“Satranç tahtası insan zihninin jimnastik salonudur.” demiş Pascal.
32 taşla 2 kişi arasındaki zihin mücadelesinin sergilendiği bu strateji oyunu, neredeyse günümüzden 4000 yıl kadar önce Mısır’da bulunan piramit kabartmalarında da rastlanıyor… Hazır satranç yakın zamanda “Queens Gambit” dizisiyle gündeme gelmişken ben de bu alandaki tecrübelerimi paylaşmak isterim.
Satranç ile ilk tanışmam aslında ilkokul yıllarımda oldu. Ancak bu yaşlarda herhangi bir turnuva deneyimi henüz yaşamamıştım. 19 yaşımda (2012) katıldığım ilk turnuvam pek de sürpriz olmayan bir şekilde çok kötü geçmişti.
Turnuvanın ardından her satranç sever gibi satrancın ilk “Harika Çocuklarından” olan J.R. Capablanca’nın Satrancın Esasları kitabını okumaya başladım. O günden sonra ise satranç ilgim sürekli olarak artmaya başladı. Hatta bu kitabın üniversite hayatımın uzun sürmesine neden olduğu da söylenebilir. 😊
Bu dönemde İstanbul ve diğer illerde pek çok turnuvaya katıldım. Kendimi satrançta geliştirmeyi çok istiyordum fakat bunun çok fazla emek ve vakit gerektirdiğinin de farkındaydım. Okul hayatımın aksaması ise kafamda soru işaretlerine neden oluyordu. 2014 yılında Yunanistan’da Avrupa Amatörler Satranç turnuvasına katıldım. Herhangi bir beklentiyle katılmadığım bu turnuvayı kazanmam ise kafamda oluşan sorular konusunda beni oldukça rahatlattı. Bu andan itibaren ise satrançla profesyonel olarak ilgilenebileceğime karar verdim.

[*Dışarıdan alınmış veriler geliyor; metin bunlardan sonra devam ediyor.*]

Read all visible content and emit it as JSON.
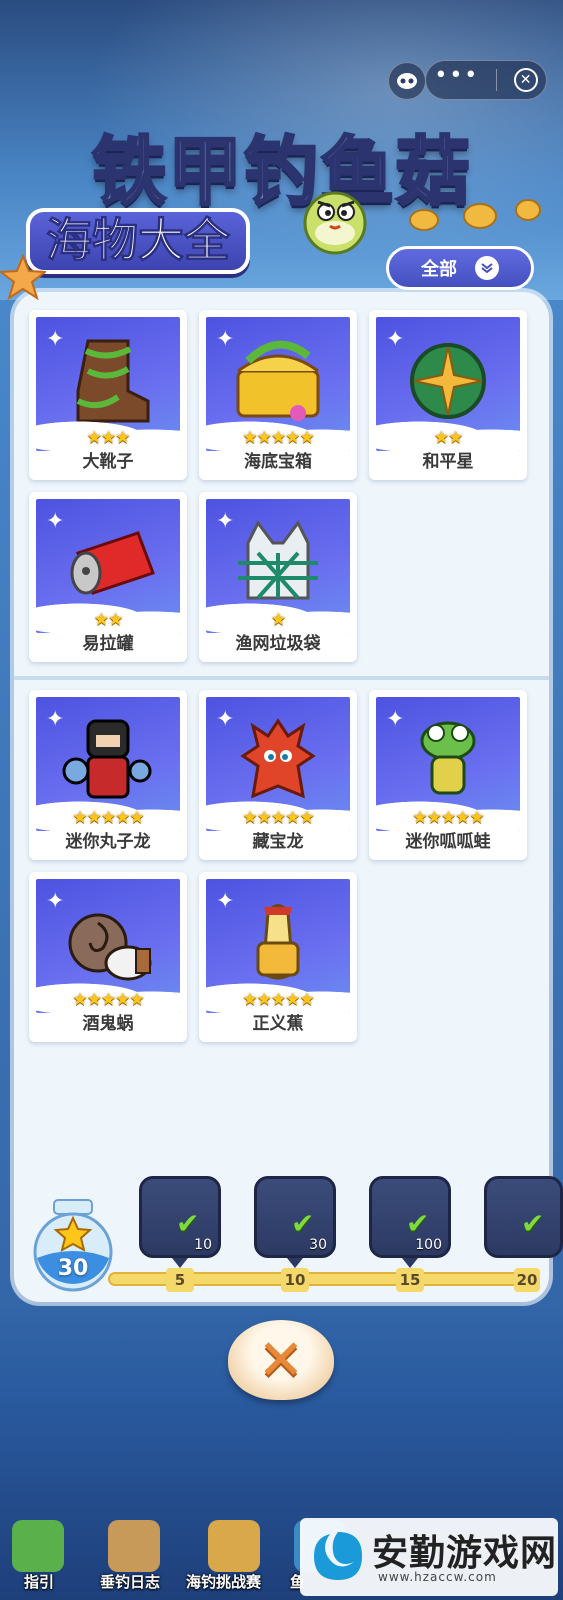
{
  "header": {
    "game_title": "铁甲钓鱼菇",
    "panel_title": "海物大全",
    "filter_label": "全部"
  },
  "groups": [
    {
      "items": [
        {
          "name": "大靴子",
          "stars": 3
        },
        {
          "name": "海底宝箱",
          "stars": 5
        },
        {
          "name": "和平星",
          "stars": 2
        },
        {
          "name": "易拉罐",
          "stars": 2
        },
        {
          "name": "渔网垃圾袋",
          "stars": 1
        }
      ]
    },
    {
      "items": [
        {
          "name": "迷你丸子龙",
          "stars": 5
        },
        {
          "name": "藏宝龙",
          "stars": 5
        },
        {
          "name": "迷你呱呱蛙",
          "stars": 5
        },
        {
          "name": "酒鬼蜗",
          "stars": 5
        },
        {
          "name": "正义蕉",
          "stars": 5
        }
      ]
    }
  ],
  "progress": {
    "star_count": "30",
    "milestones": [
      "5",
      "10",
      "15",
      "20"
    ],
    "rewards": [
      {
        "amount": "10",
        "icon": "ticket-icon"
      },
      {
        "amount": "30",
        "icon": "key-icon"
      },
      {
        "amount": "100",
        "icon": "hammer-icon"
      },
      {
        "amount": "",
        "icon": "reward-icon"
      }
    ]
  },
  "bottom_nav": {
    "items": [
      "指引",
      "垂钓日志",
      "海钓挑战赛",
      "鱼"
    ]
  },
  "watermark": {
    "name": "安勤游戏网",
    "url": "www.hzaccw.com"
  },
  "colors": {
    "card_art_bg": "#5a5fe8",
    "star": "#ffc61a",
    "panel_bg": "#eef5fb",
    "close_x": "#e8893a"
  }
}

Takip eden 2017 yılında Boğaziçi Üniversitesi takımı adına oynadığım süper ligde resmi olarak FM (Fide Master) ünvanını aldım. Bu ay da Türkiye’de güncel ELO (satranç ratingi) listesinde 55. sıradayım. Geriye dönüp baktığımda iyi ki yapmışım dediğim şeylerden biri satranca başlamak oldu.

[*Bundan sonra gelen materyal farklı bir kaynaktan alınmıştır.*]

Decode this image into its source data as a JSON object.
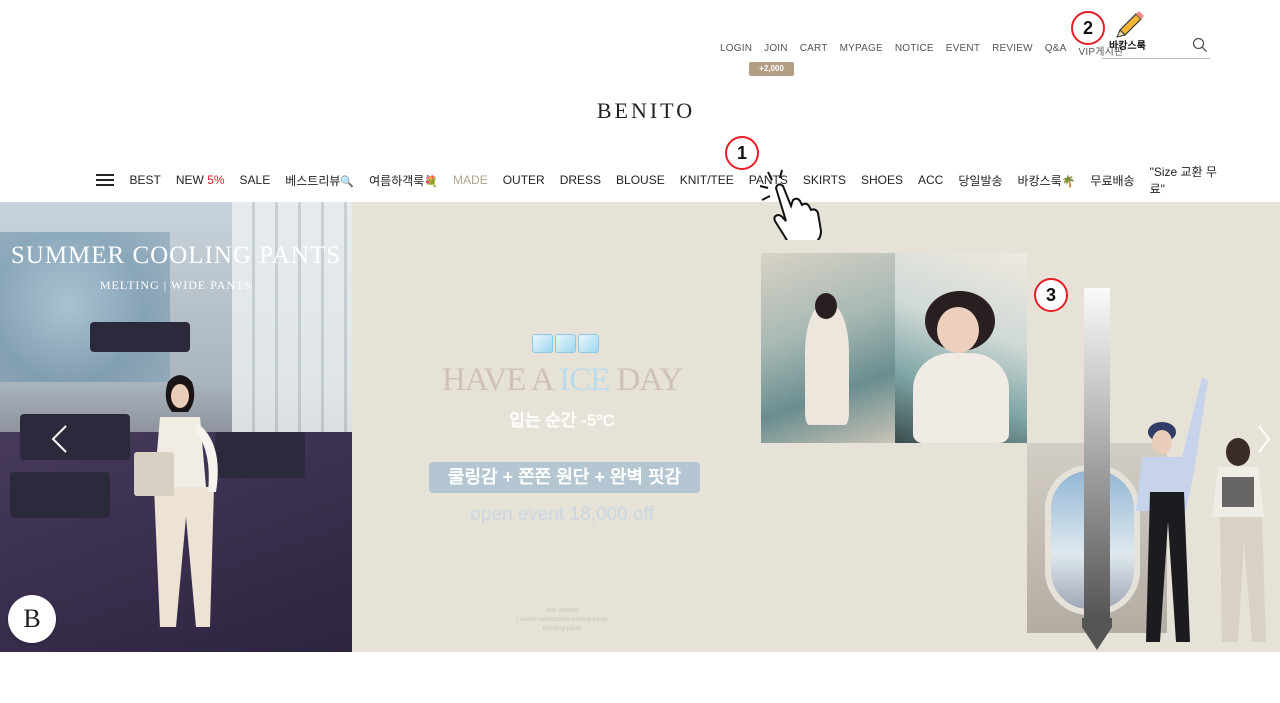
{
  "util_links": [
    "LOGIN",
    "JOIN",
    "CART",
    "MYPAGE",
    "NOTICE",
    "EVENT",
    "REVIEW",
    "Q&A",
    "VIP게시판"
  ],
  "join_badge": "+2,000",
  "search": {
    "value": "바캉스룩"
  },
  "logo": "BENITO",
  "nav": {
    "items": [
      {
        "label": "BEST"
      },
      {
        "label": "NEW",
        "extra": "5%"
      },
      {
        "label": "SALE"
      },
      {
        "label": "베스트리뷰",
        "emoji": "🔍"
      },
      {
        "label": "여름하객룩",
        "emoji": "💐"
      },
      {
        "label": "MADE",
        "muted": true
      },
      {
        "label": "OUTER"
      },
      {
        "label": "DRESS"
      },
      {
        "label": "BLOUSE"
      },
      {
        "label": "KNIT/TEE"
      },
      {
        "label": "PANTS"
      },
      {
        "label": "SKIRTS"
      },
      {
        "label": "SHOES"
      },
      {
        "label": "ACC"
      },
      {
        "label": "당일발송"
      },
      {
        "label": "바캉스룩",
        "emoji": "🌴"
      },
      {
        "label": "무료배송"
      }
    ],
    "right": "\"Size 교환 무료\""
  },
  "banner_left": {
    "title": "SUMMER COOLING PANTS",
    "subtitle": "MELTING  |  WIDE PANTS",
    "badge": "B"
  },
  "banner_mid": {
    "headline_a": "HAVE A ",
    "headline_ice": "ICE",
    "headline_b": " DAY",
    "sub": "입는 순간 -5ºC",
    "pill": "쿨링감 + 쫀쫀 원단 + 완벽 핏감",
    "event": "open event  18,000 off",
    "tiny": [
      "with melting",
      "I added comfortable training pants",
      "#cooling pants"
    ]
  },
  "markers": [
    "1",
    "2",
    "3"
  ],
  "colors": {
    "accent": "#b39d84",
    "sale": "#d6242c",
    "marker": "#e51d24"
  }
}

Satrancın amatör olarak ilgilenmek için çok keyifli bir oyun olduğunu düşünüyorum . Kendini bu alanda geliştirmek isteyenlere ise ilk önerim fundamentalları öğrendikten sonra çok sayıda maç yapıp onları bilgisayar yardımıyla analiz etmeleridir. Bilgisayarların neden bir hamleyi ötekinden daha iyi bulduğunu anlamaya çalışıp, yaptıkları hataları öğrenmeye çalışmaları iyi bir başlangıç olabilir. Pek çok kaynağın artık rahatlıkla ulaşılabilir olması da satrançta belli bir seviyeye gelebilmeyi gerçekten çok kolaylaştırdı.

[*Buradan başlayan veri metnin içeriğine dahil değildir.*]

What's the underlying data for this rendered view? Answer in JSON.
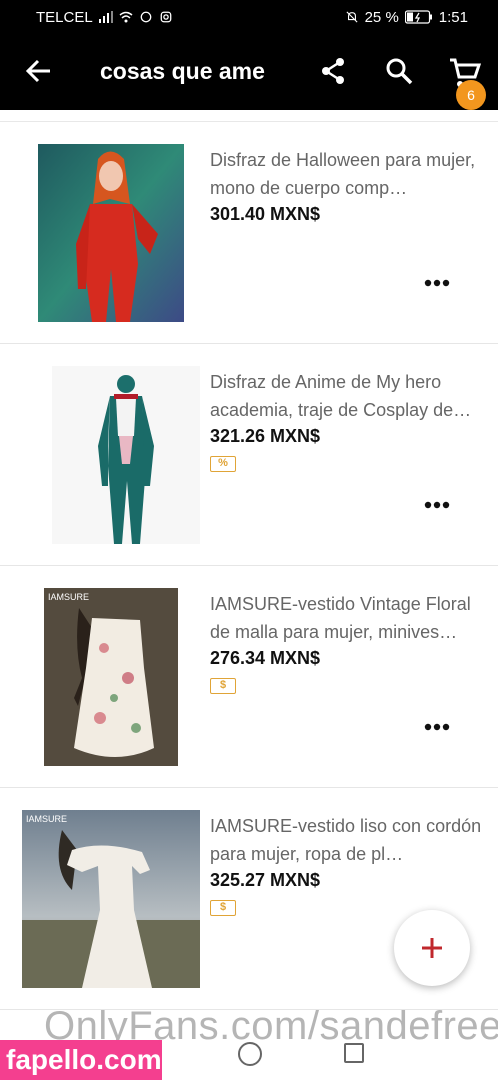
{
  "status_bar": {
    "carrier": "TELCEL",
    "battery": "25 %",
    "time": "1:51"
  },
  "app_bar": {
    "title": "cosas que ame",
    "cart_count": "6",
    "icons": [
      "back-arrow-icon",
      "share-icon",
      "search-icon",
      "cart-icon"
    ]
  },
  "items": [
    {
      "name": "Disfraz de Halloween para mujer, mono de cuerpo comp…",
      "price": "301.40 MXN$",
      "tag": ""
    },
    {
      "name": "Disfraz de Anime de My hero academia, traje de Cosplay de…",
      "price": "321.26 MXN$",
      "tag": "%"
    },
    {
      "name": "IAMSURE-vestido Vintage Floral de malla para mujer, minives…",
      "price": "276.34 MXN$",
      "tag": "$",
      "brand": "IAMSURE"
    },
    {
      "name": "IAMSURE-vestido liso con cordón para mujer, ropa de pl…",
      "price": "325.27 MXN$",
      "tag": "$",
      "brand": "IAMSURE"
    }
  ],
  "fab": {
    "label": "+"
  },
  "watermark": "OnlyFans.com/sandefree",
  "overlay_label": "fapello.com",
  "colors": {
    "accent": "#f2961e",
    "fab_plus": "#c0282d",
    "tag": "#e0a437"
  }
}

Satrançla ilgilenmenin iki kişinin karşılıklı oturup maç yapması dışında pek çok yolu da var. Ben özellikle etüt denilen, satranç kompozitörleri tarafından dizilen problemleri çözmekten çok keyif alıyorum. Kompetitif olarak oynamak istemeyen ama yine de satrançla ilgilenmek isteyenlere, satrancın sanatla çok yakınlaştığı bu etütleri kesinlikle öneririm. İlgilenenler için sevdiğim bir problemi de aşağıda paylaşıyorum (Hamle beyazda).😊
Umarım satranç ile tanışmanıza bu yazımın da bir katkısı olur. Linktera’da da bir satranç kulübümüz var ve online platform üzerinden birkaç küçük çaplı etkinlik düzenledik. Önümüzdeki günlerde ise fiziksel olarak da turnuvalar düzenlemeyi planlıyoruz.